MLPA技术,全称为多重连接探针扩增技术(Multiplex Ligation-dependent Probe Amplification),是一种基于PCR(聚合酶链式反应)的分子生物学技术。
MLPA探针示意图
一、基本原理
MLPA技术的基本原理涉及多个步骤,如下图所示:
1.靶序列变性和杂交
变性涉及退火DNA链的分离,使双链DNA变成单链。将特异性探针与待检测的DNA靶序列进行杂交。可以同时使用多达60个探头分析每个样本,从而针对不同的位点。这些探针具有引物序列,在扩增过程中与PCR -引物结合。所有不同的探针都有相同的引物结合序列,此外,探针还具有与目标位点互补的杂交序列,使探针能够与DNA结合。两种探针将在DNA链的相邻位点杂交。这对探针中的一个包含一个填充序列,每个目标位点的填充序列长度不同。填充序列的长度在不同的探针之间变化,允许多路复用。

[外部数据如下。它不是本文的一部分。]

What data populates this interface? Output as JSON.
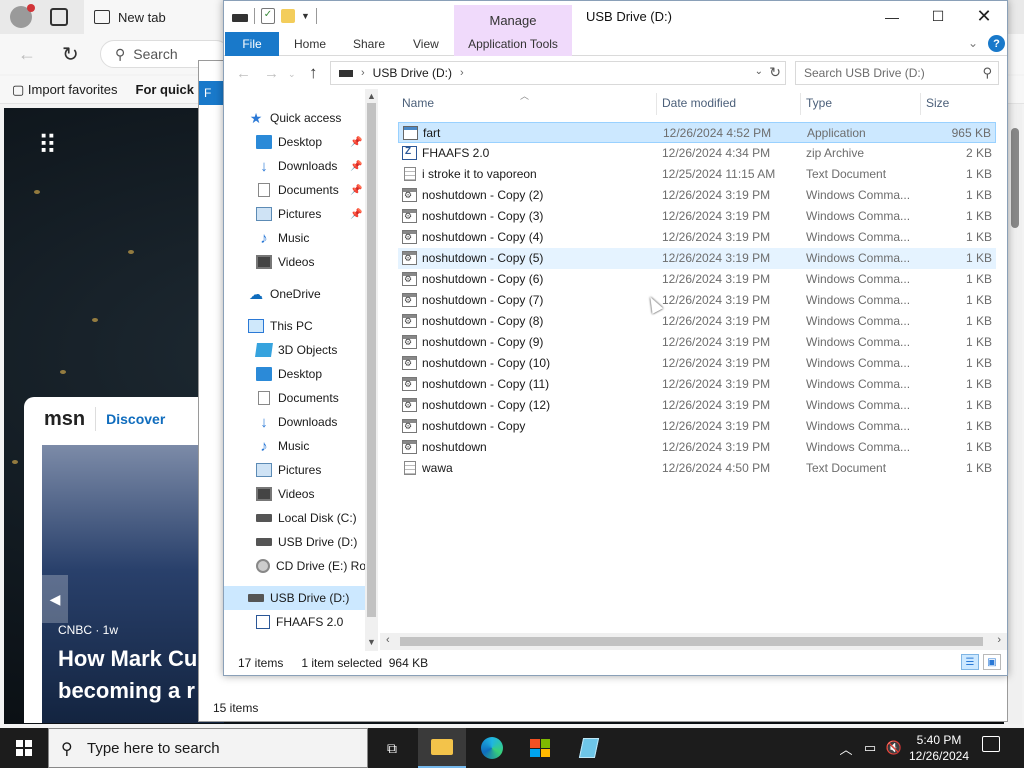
{
  "browser": {
    "tab_title": "New tab",
    "search_placeholder": "Search",
    "favorites": [
      "Import favorites",
      "For quick"
    ],
    "msn_logo": "msn",
    "msn_discover": "Discover",
    "story_source": "CNBC · 1w",
    "story_headline_1": "How Mark Cu",
    "story_headline_2": "becoming a r"
  },
  "bg_window": {
    "file_tab": "F",
    "status": "15 items"
  },
  "window": {
    "title": "USB Drive (D:)",
    "manage_tab": "Manage",
    "ribbon_tabs": [
      "File",
      "Home",
      "Share",
      "View",
      "Application Tools"
    ],
    "address_path": "USB Drive (D:)",
    "search_placeholder": "Search USB Drive (D:)"
  },
  "nav": {
    "items": [
      {
        "label": "Quick access",
        "icon": "star-icon"
      },
      {
        "label": "Desktop",
        "icon": "desktop-icon",
        "pinned": true
      },
      {
        "label": "Downloads",
        "icon": "download-icon",
        "pinned": true
      },
      {
        "label": "Documents",
        "icon": "documents-icon",
        "pinned": true
      },
      {
        "label": "Pictures",
        "icon": "pictures-icon",
        "pinned": true
      },
      {
        "label": "Music",
        "icon": "music-icon"
      },
      {
        "label": "Videos",
        "icon": "videos-icon"
      },
      {
        "label": "OneDrive",
        "icon": "cloud-icon"
      },
      {
        "label": "This PC",
        "icon": "computer-icon"
      },
      {
        "label": "3D Objects",
        "icon": "cube-icon"
      },
      {
        "label": "Desktop",
        "icon": "desktop-icon"
      },
      {
        "label": "Documents",
        "icon": "documents-icon"
      },
      {
        "label": "Downloads",
        "icon": "download-icon"
      },
      {
        "label": "Music",
        "icon": "music-icon"
      },
      {
        "label": "Pictures",
        "icon": "pictures-icon"
      },
      {
        "label": "Videos",
        "icon": "videos-icon"
      },
      {
        "label": "Local Disk (C:)",
        "icon": "disk-icon"
      },
      {
        "label": "USB Drive (D:)",
        "icon": "usb-drive-icon"
      },
      {
        "label": "CD Drive (E:) Roc",
        "icon": "cd-drive-icon"
      },
      {
        "label": "USB Drive (D:)",
        "icon": "usb-drive-icon",
        "selected": true
      },
      {
        "label": "FHAAFS 2.0",
        "icon": "zip-icon"
      }
    ]
  },
  "columns": {
    "name": "Name",
    "date": "Date modified",
    "type": "Type",
    "size": "Size"
  },
  "files": [
    {
      "name": "fart",
      "date": "12/26/2024 4:52 PM",
      "type": "Application",
      "size": "965 KB",
      "icon": "application-icon",
      "state": "selected"
    },
    {
      "name": "FHAAFS 2.0",
      "date": "12/26/2024 4:34 PM",
      "type": "zip Archive",
      "size": "2 KB",
      "icon": "zip-archive-icon"
    },
    {
      "name": "i stroke it to vaporeon",
      "date": "12/25/2024 11:15 AM",
      "type": "Text Document",
      "size": "1 KB",
      "icon": "text-document-icon"
    },
    {
      "name": "noshutdown - Copy (2)",
      "date": "12/26/2024 3:19 PM",
      "type": "Windows Comma...",
      "size": "1 KB",
      "icon": "batch-file-icon"
    },
    {
      "name": "noshutdown - Copy (3)",
      "date": "12/26/2024 3:19 PM",
      "type": "Windows Comma...",
      "size": "1 KB",
      "icon": "batch-file-icon"
    },
    {
      "name": "noshutdown - Copy (4)",
      "date": "12/26/2024 3:19 PM",
      "type": "Windows Comma...",
      "size": "1 KB",
      "icon": "batch-file-icon"
    },
    {
      "name": "noshutdown - Copy (5)",
      "date": "12/26/2024 3:19 PM",
      "type": "Windows Comma...",
      "size": "1 KB",
      "icon": "batch-file-icon",
      "state": "hover"
    },
    {
      "name": "noshutdown - Copy (6)",
      "date": "12/26/2024 3:19 PM",
      "type": "Windows Comma...",
      "size": "1 KB",
      "icon": "batch-file-icon"
    },
    {
      "name": "noshutdown - Copy (7)",
      "date": "12/26/2024 3:19 PM",
      "type": "Windows Comma...",
      "size": "1 KB",
      "icon": "batch-file-icon"
    },
    {
      "name": "noshutdown - Copy (8)",
      "date": "12/26/2024 3:19 PM",
      "type": "Windows Comma...",
      "size": "1 KB",
      "icon": "batch-file-icon"
    },
    {
      "name": "noshutdown - Copy (9)",
      "date": "12/26/2024 3:19 PM",
      "type": "Windows Comma...",
      "size": "1 KB",
      "icon": "batch-file-icon"
    },
    {
      "name": "noshutdown - Copy (10)",
      "date": "12/26/2024 3:19 PM",
      "type": "Windows Comma...",
      "size": "1 KB",
      "icon": "batch-file-icon"
    },
    {
      "name": "noshutdown - Copy (11)",
      "date": "12/26/2024 3:19 PM",
      "type": "Windows Comma...",
      "size": "1 KB",
      "icon": "batch-file-icon"
    },
    {
      "name": "noshutdown - Copy (12)",
      "date": "12/26/2024 3:19 PM",
      "type": "Windows Comma...",
      "size": "1 KB",
      "icon": "batch-file-icon"
    },
    {
      "name": "noshutdown - Copy",
      "date": "12/26/2024 3:19 PM",
      "type": "Windows Comma...",
      "size": "1 KB",
      "icon": "batch-file-icon"
    },
    {
      "name": "noshutdown",
      "date": "12/26/2024 3:19 PM",
      "type": "Windows Comma...",
      "size": "1 KB",
      "icon": "batch-file-icon"
    },
    {
      "name": "wawa",
      "date": "12/26/2024 4:50 PM",
      "type": "Text Document",
      "size": "1 KB",
      "icon": "text-document-icon"
    }
  ],
  "status": {
    "count": "17 items",
    "selection": "1 item selected  964 KB"
  },
  "taskbar": {
    "search_placeholder": "Type here to search",
    "time": "5:40 PM",
    "date": "12/26/2024"
  }
}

所以每个放大产物都有一个唯一的长度。
2.连接反应
使用连接酶将两个相邻的探针连接成一个完整的分子,这个过程高度特异,只有当探针与靶序列完全互补时才能进行。在这个步骤中,使用一种叫DNA连接酶的特定的酶,它与已经在目标位点DNA链相邻位点杂交的探针结合。MLPA中使用的连接酶是ligase-65,这是一种依赖于DNA的连接酶。
3.PCR扩增
在PCR步骤中,加入聚合酶、dNTPs和正向、反向引物。由于所有的探针都有相同的PCR-引物序列,因此只需要添加一对通用引物就可以研究我们所有的目标。正向引物荧光标记,使分析过程可视化和得以定量。
4.电泳分离与数据分析
扩增产物通过毛细管电泳进行分离,并将不同长度的片段显示为峰值模式,称为电泳图。每个探针上的填充序列不同,每个扩增子都有不同的已知大小。使用分析软件对收集的数据进行分析,以判断靶序列的拷贝数或序列变异情况。
二、技术优势
1.高效性:一次反应可以检测多达45至50个核苷酸序列的拷贝数变化,大大提高了工作效率 。
2.特异性:由于连接反应的高度特异性,MLPA技术可以准确地区分靶序列的微小变化。
3.灵活性:通过选择不同的探针,可以灵活地检测不同基因区域的拷贝数变异和序列变异。
4.精确性:MLPA技术具有高度的准确性和可靠性,可以检测到低拷贝数变异和细微的序列变异。
三、应用领域
MLPA技术已经广泛应用于多个领域和多种疾病的研究中,包括但不限于:
1.遗传疾病诊断:如智力低下、遗传性乳腺癌、结肠癌、脊髓性肌萎缩症、假性肥大型肌营养不良等。
2.肿瘤研究与癌症诊断:用于检测肿瘤相关基因的拷贝数变异和突变情况,为肿瘤的分型、预后和治疗提供依据。
3.产前诊断:通过对羊水或绒毛样本的检测,可以及时发现胎儿是否存在染色体异常或其他遗传缺陷。
四、局限性
尽管MLPA技术具有诸多优势,但也存在一些局限性。
1.样本要求:需要精确测量DNA的浓度,且样本容易被污染。
2.检测范围:主要用于检测基因的缺失或重复,不适合检测未知的点突变类型。
3.技术难度:设计特异性引物和准确解读结果需要经验丰富的科研人员。